Only 29 years before, in 1920,
the Ocoee Massacre had occurred, where the democratic white citizens of the city, together with groups from Orlando, murdered over 35 of the repulican black residents, who were trying to vote in Ocoee, and drove out the rest, until they had an all white town.
However, during and after WW II, in Lake County citrus was still king and Blacks were in high demand.
They were needed to work the groves, especially at harvest time, due to a shortage of labor caused by the war.
Groveland had become the center of Black activity in Lake County.
This was the world Sam Shepard and Walt Irvin returned to when they came back to their parents home in Groveland, after serving in the army.
Sam and Walt continued to wear their military uniforms, which immediately attracted the attention of Lake County Sheriff,
Willis McCall.
Sheriff McCall's scandals and brutal treatment of Blacks, throughout Lake County, had become widely known, thanks largely to the work of journalist
Mabel Norris Reese.
McCall bluntly told the pair of veterans, Shepard and Irvin, to remove their uniforms and get to work in the orange groves, but they refused.
In the early morning hours of July 16, 1949, Willie Padgett and his 17 year old wife were on their way home from a dance when their car stalled on a lonely backroad in Okahumpka.
What happens in the predawn hours remains a matter of dispute, but Willie claimed that four black men stopped to help them, attacked him and left him on the side of the road while they drove off with his wife.
She later told police that she had been raped.
Within hours, Greenlee, Shepherd and Irvin were in jail.
Thomas the 4th suspect avoided a posse, led by McCall, until he was shot and killed about 200 miles northwest of Lake County.
As word spread, a lynch mob gathered at the county jail in Tavares demanding that McCall turn the three over for their brand of instant justice.

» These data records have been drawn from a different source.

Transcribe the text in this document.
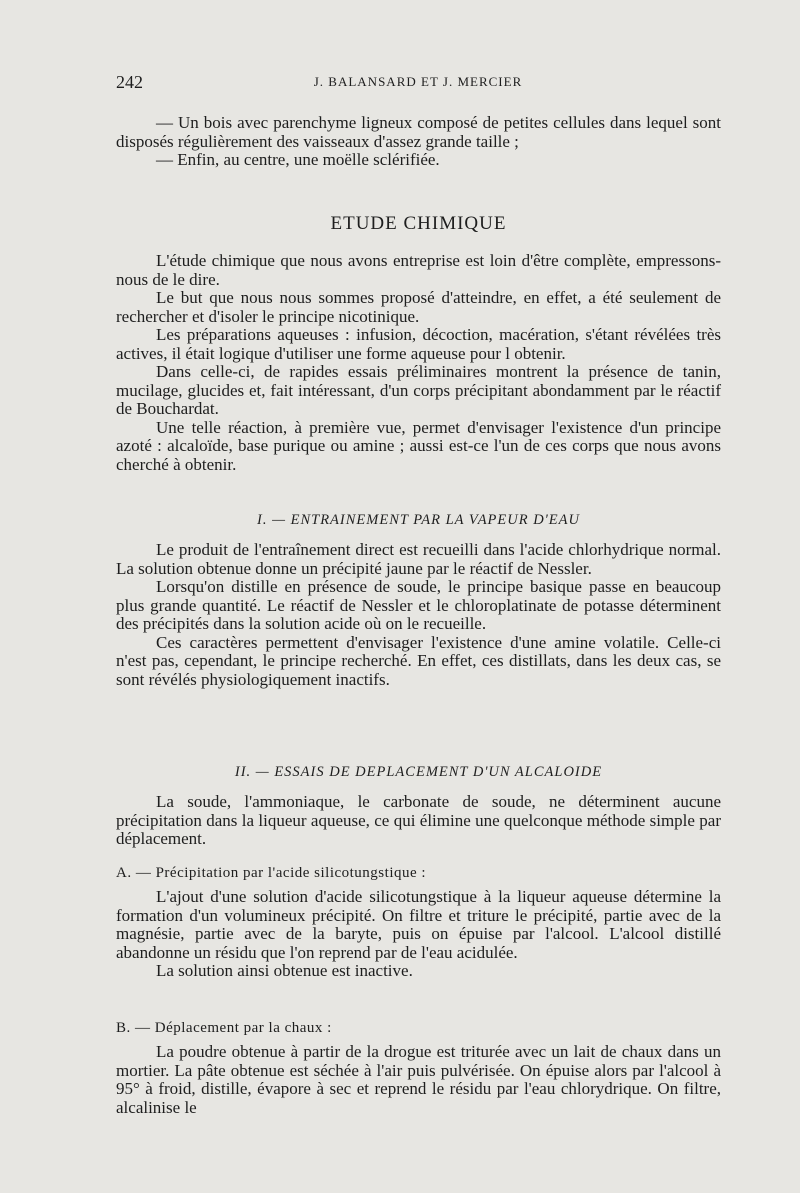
242	J. BALANSARD ET J. MERCIER

— Un bois avec parenchyme ligneux composé de petites cellules dans lequel sont disposés régulièrement des vaisseaux d'assez grande taille ;

— Enfin, au centre, une moëlle sclérifiée.

ETUDE CHIMIQUE

L'étude chimique que nous avons entreprise est loin d'être complète, empressons-nous de le dire.

Le but que nous nous sommes proposé d'atteindre, en effet, a été seulement de rechercher et d'isoler le principe nicotinique.

Les préparations aqueuses : infusion, décoction, macération, s'étant révélées très actives, il était logique d'utiliser une forme aqueuse pour l obtenir.

Dans celle-ci, de rapides essais préliminaires montrent la présence de tanin, mucilage, glucides et, fait intéressant, d'un corps précipitant abondamment par le réactif de Bouchardat.

Une telle réaction, à première vue, permet d'envisager l'existence d'un principe azoté : alcaloïde, base purique ou amine ; aussi est-ce l'un de ces corps que nous avons cherché à obtenir.

I. — ENTRAINEMENT PAR LA VAPEUR D'EAU

Le produit de l'entraînement direct est recueilli dans l'acide chlorhydrique normal. La solution obtenue donne un précipité jaune par le réactif de Nessler.

Lorsqu'on distille en présence de soude, le principe basique passe en beaucoup plus grande quantité. Le réactif de Nessler et le chloroplatinate de potasse déterminent des précipités dans la solution acide où on le recueille.

Ces caractères permettent d'envisager l'existence d'une amine volatile. Celle-ci n'est pas, cependant, le principe recherché. En effet, ces distillats, dans les deux cas, se sont révélés physiologiquement inactifs.

II. — ESSAIS DE DEPLACEMENT D'UN ALCALOIDE

La soude, l'ammoniaque, le carbonate de soude, ne déterminent aucune précipitation dans la liqueur aqueuse, ce qui élimine une quelconque méthode simple par déplacement.

A. — Précipitation par l'acide silicotungstique :

L'ajout d'une solution d'acide silicotungstique à la liqueur aqueuse détermine la formation d'un volumineux précipité. On filtre et triture le précipité, partie avec de la magnésie, partie avec de la baryte, puis on épuise par l'alcool. L'alcool distillé abandonne un résidu que l'on reprend par de l'eau acidulée.

La solution ainsi obtenue est inactive.

B. — Déplacement par la chaux :

La poudre obtenue à partir de la drogue est triturée avec un lait de chaux dans un mortier. La pâte obtenue est séchée à l'air puis pulvérisée. On épuise alors par l'alcool à 95° à froid, distille, évapore à sec et reprend le résidu par l'eau chlorydrique. On filtre, alcalinise le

According to a reporter, McCall had hidden the suspects in an orange grove, but told the mob the three had been transferred to the state prison.
McCall urged them to "let the law handle this calmly."

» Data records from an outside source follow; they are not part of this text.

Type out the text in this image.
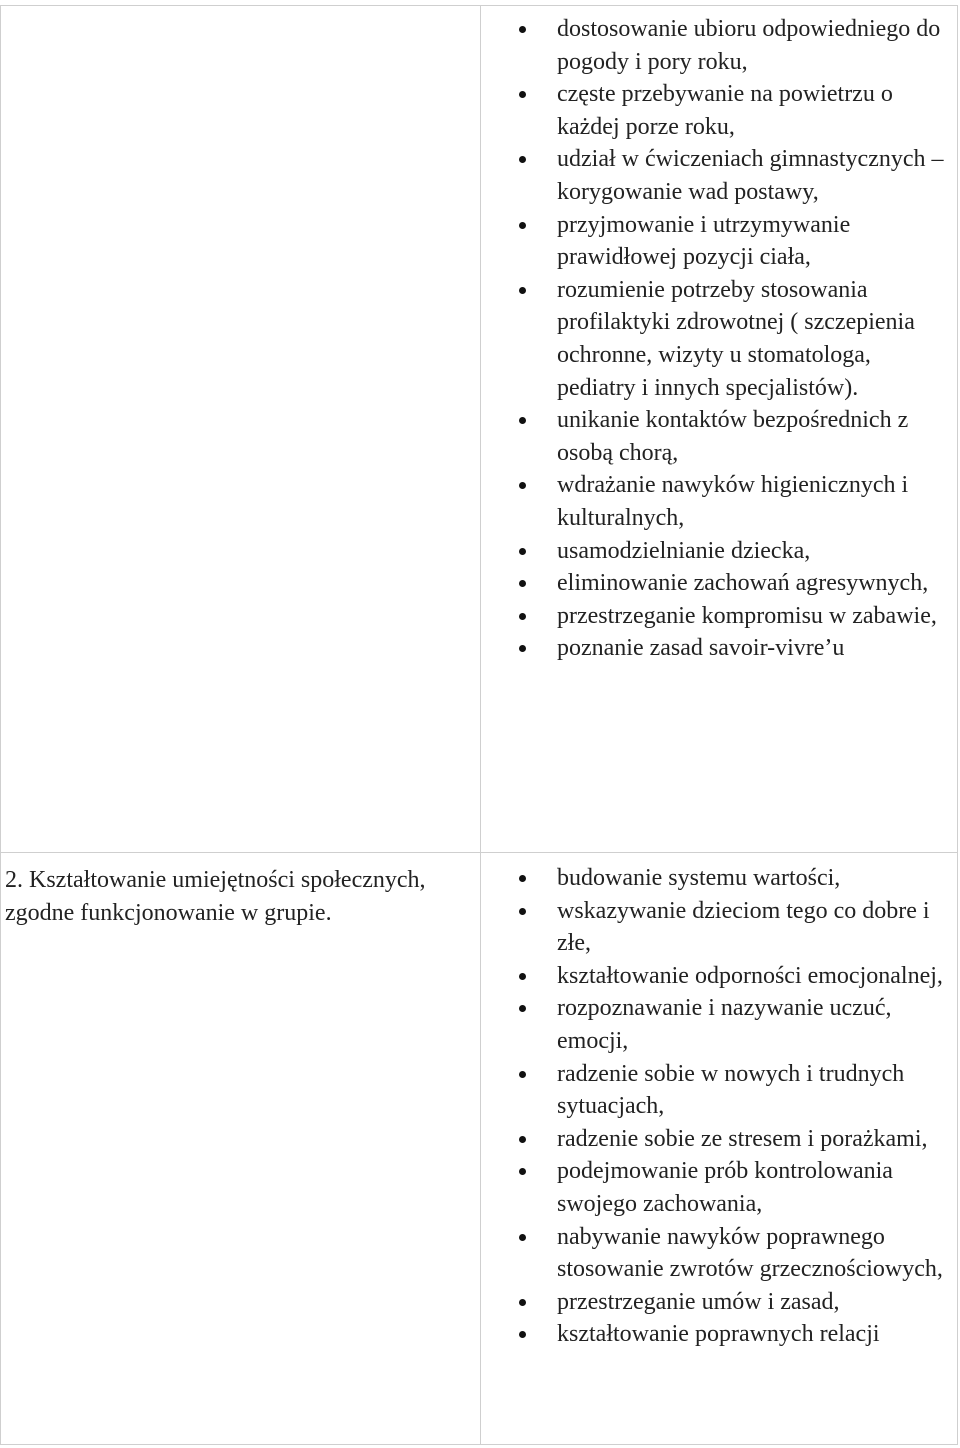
dostosowanie ubioru odpowiedniego do pogody i pory roku,
częste przebywanie na powietrzu o każdej porze roku,
udział w ćwiczeniach gimnastycznych – korygowanie wad postawy,
przyjmowanie i utrzymywanie prawidłowej pozycji ciała,
rozumienie potrzeby stosowania profilaktyki zdrowotnej ( szczepienia ochronne, wizyty u stomatologa, pediatry i innych specjalistów).
unikanie kontaktów bezpośrednich z osobą chorą,
wdrażanie nawyków higienicznych i kulturalnych,
usamodzielnianie dziecka,
eliminowanie zachowań agresywnych,
przestrzeganie kompromisu w zabawie,
poznanie zasad savoir-vivre’u

2. Kształtowanie umiejętności społecznych, zgodne funkcjonowanie w grupie.

budowanie systemu wartości,
wskazywanie dzieciom tego co dobre i złe,
kształtowanie odporności emocjonalnej,
rozpoznawanie i nazywanie uczuć, emocji,
radzenie sobie w nowych i trudnych sytuacjach,
radzenie sobie ze stresem i porażkami,
podejmowanie prób kontrolowania swojego zachowania,
nabywanie nawyków poprawnego stosowanie zwrotów grzecznościowych,
przestrzeganie umów i zasad,
kształtowanie poprawnych relacji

Even though the alleged attack happened in Okahumpka, the mob left Tavares and turned to the town of Groveland, which was home to a large African-American community.

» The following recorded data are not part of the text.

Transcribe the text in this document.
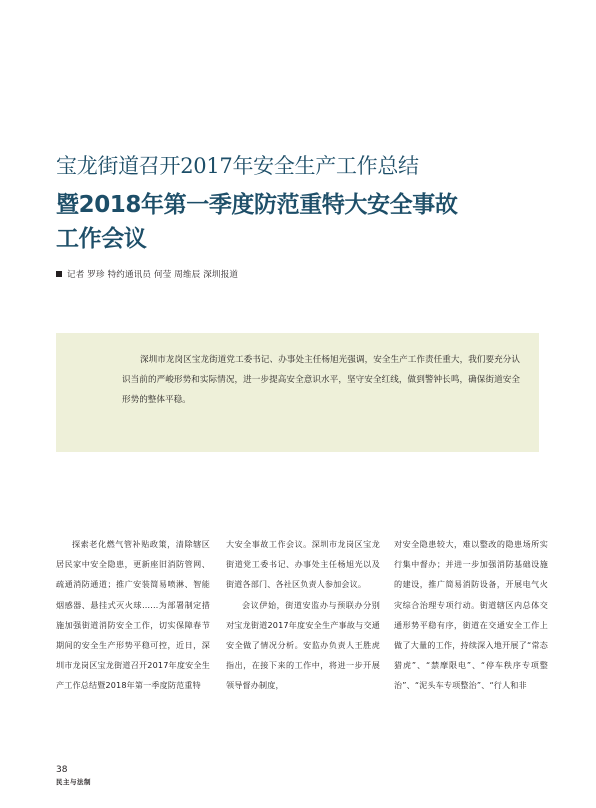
宝龙街道召开2017年安全生产工作总结
暨2018年第一季度防范重特大安全事故
工作会议
记者 罗珍 特约通讯员 何莹 周维辰 深圳报道

深圳市龙岗区宝龙街道党工委书记、办事处主任杨旭光强调，安全生产工作责任重大，我们要充分认识当前的严峻形势和实际情况，进一步提高安全意识水平，坚守安全红线，做到警钟长鸣，确保街道安全形势的整体平稳。

探索老化燃气管补贴政策，清除辖区居民家中安全隐患，更新座旧消防管网、疏通消防通道；推广安装简易喷淋、智能烟感器、悬挂式灭火球……为部署制定措施加强街道消防安全工作，切实保障春节期间的安全生产形势平稳可控，近日，深圳市龙岗区宝龙街道召开2017年度安全生产工作总结暨2018年第一季度防范重特

大安全事故工作会议。深圳市龙岗区宝龙街道党工委书记、办事处主任杨旭光以及街道各部门、各社区负责人参加会议。

会议伊始，街道安监办与预联办分别对宝龙街道2017年度安全生产事故与交通安全做了情况分析。安监办负责人王胜虎指出，在接下来的工作中，将进一步开展领导督办制度，

对安全隐患较大，难以整改的隐患场所实行集中督办；并进一步加强消防基础设施的建设，推广简易消防设备，开展电气火灾综合治理专项行动。街道辖区内总体交通形势平稳有序，街道在交通安全工作上做了大量的工作，持续深入地开展了“常态猎虎”、“禁摩限电”、“停车秩序专项整治”、“泥头车专项整治”、“行人和非

38
民主与法制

Driving in a caravan, once they arrived the mob began shooting into Black homes and setting them on fire.
However, the local Blacks had been warned of the impending mob and fled the area before the they arrived.
On July 18, Governor Warren sent in the National Guard, taking six days to restore order.
The Guard stationed machine guns along the road leading into Groveland and Mascotte in order to to deter any more mob activity from entering Groveland.
Throughout the ordeal, journalist were sending out their reports from the nearest teletype office, which was in Groveland.
When newspapers began receiving reports of the incidents, they were marked as coming from Groveland, so they began headlining the articles with "The Groveland Four", even though most of the events occured near Okahumpka or Tavares, not Groveland.
The surviving three African-American young men were badly beaten into confessing and were wrongfully convicted in 1949, despite contrary evidence.
They were finally exonerated in 2016 by the Florida State Legislature.